O governo da Guatemala apertou o cerco contra o principal jornal independente do país, o El Periódico, cujo fundador e presidente, José Rubén Zamora, está preso desde julho de 2022 sob acusação de crimes financeiros.
Nesta terça-feira (1), o juiz criminal Jimmi Bremer manteve a prisão, abriu novo processo contra Zamora e ordenou investigações sobre jornalistas e articulistas do elPeriódico, apontados como suspeitos de obstrução de justiça e de realizar “campanhas de desinformação”.

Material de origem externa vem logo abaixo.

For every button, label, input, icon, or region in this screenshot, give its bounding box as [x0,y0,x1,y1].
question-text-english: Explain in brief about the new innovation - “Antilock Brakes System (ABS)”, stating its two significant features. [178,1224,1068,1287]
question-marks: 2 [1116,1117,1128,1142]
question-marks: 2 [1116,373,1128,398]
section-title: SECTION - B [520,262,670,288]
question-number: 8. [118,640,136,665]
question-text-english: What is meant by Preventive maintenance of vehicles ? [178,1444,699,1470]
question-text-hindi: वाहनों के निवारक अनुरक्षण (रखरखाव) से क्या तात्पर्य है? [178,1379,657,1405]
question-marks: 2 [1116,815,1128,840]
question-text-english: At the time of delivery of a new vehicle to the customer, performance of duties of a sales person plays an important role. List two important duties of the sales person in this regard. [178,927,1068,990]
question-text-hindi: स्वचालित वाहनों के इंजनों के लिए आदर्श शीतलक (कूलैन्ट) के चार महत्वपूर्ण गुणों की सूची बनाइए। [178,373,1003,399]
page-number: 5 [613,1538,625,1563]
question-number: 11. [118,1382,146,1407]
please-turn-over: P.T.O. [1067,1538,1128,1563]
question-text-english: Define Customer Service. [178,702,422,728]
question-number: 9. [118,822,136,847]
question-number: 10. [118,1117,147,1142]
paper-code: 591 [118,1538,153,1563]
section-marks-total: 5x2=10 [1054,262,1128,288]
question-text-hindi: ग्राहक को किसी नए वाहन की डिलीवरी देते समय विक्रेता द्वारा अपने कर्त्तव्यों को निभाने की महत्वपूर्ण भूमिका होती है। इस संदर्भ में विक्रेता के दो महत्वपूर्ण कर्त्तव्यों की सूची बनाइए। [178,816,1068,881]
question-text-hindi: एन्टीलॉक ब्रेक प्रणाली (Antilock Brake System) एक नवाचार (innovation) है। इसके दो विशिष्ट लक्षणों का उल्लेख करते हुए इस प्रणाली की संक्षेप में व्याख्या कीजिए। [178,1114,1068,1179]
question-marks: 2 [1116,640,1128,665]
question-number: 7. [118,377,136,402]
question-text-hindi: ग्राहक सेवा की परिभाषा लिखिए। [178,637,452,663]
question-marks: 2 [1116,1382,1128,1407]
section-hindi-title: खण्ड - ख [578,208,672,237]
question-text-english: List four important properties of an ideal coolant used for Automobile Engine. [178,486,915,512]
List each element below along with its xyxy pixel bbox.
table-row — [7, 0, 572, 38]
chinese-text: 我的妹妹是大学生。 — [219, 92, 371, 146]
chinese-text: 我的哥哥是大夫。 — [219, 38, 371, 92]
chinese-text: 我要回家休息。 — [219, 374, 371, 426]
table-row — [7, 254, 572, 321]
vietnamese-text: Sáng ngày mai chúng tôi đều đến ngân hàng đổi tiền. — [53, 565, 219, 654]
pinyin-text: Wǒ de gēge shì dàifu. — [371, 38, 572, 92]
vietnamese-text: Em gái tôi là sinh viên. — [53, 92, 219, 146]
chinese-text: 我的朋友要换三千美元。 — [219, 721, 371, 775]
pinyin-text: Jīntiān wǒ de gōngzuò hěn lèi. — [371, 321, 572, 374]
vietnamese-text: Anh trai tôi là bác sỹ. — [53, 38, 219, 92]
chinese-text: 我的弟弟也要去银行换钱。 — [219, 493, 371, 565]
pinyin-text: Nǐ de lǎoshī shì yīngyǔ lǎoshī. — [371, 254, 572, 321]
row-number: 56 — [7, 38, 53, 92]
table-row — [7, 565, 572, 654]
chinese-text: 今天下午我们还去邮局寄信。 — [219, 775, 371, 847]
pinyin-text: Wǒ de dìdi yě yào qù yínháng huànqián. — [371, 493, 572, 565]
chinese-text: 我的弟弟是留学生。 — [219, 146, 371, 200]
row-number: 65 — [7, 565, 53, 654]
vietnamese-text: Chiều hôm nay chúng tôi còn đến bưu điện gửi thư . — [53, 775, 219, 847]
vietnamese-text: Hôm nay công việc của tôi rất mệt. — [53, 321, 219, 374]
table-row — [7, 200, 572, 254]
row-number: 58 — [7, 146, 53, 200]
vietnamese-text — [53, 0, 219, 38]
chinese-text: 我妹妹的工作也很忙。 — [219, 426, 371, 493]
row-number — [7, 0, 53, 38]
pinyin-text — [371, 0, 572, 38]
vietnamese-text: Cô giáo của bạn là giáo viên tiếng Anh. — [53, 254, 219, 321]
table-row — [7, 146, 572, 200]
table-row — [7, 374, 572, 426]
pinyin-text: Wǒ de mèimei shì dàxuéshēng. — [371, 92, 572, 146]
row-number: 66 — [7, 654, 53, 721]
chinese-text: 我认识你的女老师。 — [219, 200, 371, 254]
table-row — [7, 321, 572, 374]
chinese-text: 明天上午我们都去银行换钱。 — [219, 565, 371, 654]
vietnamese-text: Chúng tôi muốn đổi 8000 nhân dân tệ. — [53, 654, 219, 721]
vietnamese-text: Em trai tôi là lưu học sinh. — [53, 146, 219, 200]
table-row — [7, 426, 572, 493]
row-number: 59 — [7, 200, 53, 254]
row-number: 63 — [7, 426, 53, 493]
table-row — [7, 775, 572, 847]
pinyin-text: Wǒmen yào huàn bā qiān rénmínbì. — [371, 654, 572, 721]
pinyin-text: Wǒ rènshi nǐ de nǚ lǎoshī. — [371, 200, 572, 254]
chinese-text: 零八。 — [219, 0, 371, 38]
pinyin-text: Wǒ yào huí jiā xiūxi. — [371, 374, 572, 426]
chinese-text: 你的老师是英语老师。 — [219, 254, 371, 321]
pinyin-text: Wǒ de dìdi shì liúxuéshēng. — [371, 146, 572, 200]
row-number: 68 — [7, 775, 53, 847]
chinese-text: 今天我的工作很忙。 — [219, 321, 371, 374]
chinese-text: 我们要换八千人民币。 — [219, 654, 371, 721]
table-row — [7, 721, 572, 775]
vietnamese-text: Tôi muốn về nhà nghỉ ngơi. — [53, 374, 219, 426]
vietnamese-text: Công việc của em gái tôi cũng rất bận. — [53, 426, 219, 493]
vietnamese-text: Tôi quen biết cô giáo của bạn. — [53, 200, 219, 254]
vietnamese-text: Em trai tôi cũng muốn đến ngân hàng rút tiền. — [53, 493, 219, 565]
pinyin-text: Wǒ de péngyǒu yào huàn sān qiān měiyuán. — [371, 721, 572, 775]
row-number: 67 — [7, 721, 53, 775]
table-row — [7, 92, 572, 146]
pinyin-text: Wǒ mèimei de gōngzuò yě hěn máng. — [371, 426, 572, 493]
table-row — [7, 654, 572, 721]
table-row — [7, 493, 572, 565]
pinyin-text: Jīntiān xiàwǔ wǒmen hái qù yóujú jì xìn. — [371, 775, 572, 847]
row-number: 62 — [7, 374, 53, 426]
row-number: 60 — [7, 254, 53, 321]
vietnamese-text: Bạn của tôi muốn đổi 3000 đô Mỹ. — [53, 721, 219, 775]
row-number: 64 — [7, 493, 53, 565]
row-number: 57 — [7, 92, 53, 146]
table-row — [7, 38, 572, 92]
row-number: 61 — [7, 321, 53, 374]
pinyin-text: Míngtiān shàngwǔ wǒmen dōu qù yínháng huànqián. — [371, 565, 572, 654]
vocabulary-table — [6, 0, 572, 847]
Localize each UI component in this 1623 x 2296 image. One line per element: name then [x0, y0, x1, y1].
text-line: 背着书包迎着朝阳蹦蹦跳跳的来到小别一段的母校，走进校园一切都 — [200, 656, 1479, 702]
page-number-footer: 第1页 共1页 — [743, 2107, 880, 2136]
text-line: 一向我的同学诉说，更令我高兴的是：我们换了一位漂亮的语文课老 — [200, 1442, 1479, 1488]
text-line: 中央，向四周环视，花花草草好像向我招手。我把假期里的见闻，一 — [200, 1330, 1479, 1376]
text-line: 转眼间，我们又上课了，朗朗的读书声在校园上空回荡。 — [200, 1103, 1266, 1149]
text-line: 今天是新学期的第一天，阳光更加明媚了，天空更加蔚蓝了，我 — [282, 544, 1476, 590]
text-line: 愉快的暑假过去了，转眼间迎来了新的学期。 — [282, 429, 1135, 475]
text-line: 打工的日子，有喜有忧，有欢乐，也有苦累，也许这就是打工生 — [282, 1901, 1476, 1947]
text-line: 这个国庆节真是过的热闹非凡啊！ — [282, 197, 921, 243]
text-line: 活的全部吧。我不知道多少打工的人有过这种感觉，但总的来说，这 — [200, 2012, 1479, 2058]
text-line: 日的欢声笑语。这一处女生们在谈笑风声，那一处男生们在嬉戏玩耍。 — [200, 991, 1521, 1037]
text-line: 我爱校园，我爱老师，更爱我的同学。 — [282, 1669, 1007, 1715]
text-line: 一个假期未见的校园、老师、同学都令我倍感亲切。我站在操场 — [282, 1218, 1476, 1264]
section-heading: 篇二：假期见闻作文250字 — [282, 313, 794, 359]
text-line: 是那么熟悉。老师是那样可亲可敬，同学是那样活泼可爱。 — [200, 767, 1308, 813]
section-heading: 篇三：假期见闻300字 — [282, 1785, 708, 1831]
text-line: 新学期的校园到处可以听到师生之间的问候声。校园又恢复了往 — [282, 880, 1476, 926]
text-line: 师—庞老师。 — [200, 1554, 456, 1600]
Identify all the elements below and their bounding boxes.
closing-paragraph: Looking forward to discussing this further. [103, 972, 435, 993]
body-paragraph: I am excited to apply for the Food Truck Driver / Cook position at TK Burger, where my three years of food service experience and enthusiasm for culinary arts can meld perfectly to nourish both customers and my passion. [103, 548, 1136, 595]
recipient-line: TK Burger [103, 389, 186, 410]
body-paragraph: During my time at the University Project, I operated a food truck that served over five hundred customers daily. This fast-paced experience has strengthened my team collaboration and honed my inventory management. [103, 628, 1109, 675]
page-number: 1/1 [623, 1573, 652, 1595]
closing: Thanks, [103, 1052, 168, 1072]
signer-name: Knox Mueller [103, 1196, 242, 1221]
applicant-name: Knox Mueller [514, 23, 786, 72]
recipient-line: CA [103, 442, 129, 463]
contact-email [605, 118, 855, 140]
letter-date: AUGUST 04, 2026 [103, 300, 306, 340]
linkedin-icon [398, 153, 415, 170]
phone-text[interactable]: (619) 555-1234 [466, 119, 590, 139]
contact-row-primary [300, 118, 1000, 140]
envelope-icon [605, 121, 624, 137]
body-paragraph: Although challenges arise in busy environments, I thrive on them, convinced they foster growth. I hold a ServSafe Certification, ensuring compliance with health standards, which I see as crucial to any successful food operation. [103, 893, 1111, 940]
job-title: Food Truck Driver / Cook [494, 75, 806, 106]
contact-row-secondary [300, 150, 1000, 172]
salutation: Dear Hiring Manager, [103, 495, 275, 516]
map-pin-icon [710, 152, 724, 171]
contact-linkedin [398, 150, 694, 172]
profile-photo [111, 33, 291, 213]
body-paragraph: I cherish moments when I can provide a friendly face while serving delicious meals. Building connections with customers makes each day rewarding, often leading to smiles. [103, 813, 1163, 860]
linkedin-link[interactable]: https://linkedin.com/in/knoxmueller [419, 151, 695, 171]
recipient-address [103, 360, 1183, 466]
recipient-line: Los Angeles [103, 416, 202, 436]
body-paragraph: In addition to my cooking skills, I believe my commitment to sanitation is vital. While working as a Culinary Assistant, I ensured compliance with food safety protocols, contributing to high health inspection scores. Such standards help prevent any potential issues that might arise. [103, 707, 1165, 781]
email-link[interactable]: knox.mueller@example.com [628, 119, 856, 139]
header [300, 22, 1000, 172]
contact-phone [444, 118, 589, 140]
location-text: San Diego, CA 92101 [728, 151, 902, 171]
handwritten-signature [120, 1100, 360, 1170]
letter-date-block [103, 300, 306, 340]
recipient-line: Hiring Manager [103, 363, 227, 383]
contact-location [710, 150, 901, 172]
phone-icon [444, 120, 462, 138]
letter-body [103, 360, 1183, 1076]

Entre os citados estão Julia Corado, diretora do elPeriódico; os colunistas Edgar Gutiérrez e Gonzalo Marroquín, e jornalistas colaboradores (Rony Ríos, Alexander Valdez, Cristian Velix, Denis Aguilar e Gerson Ortiz).
Na quinta-feira (2), Zamóra completou sete meses na cadeia. Ele teve todos os pedidos de liberdade condicional negados. Na saída da última audiência, ele falou com serenidade sobre as acusações que enfrenta.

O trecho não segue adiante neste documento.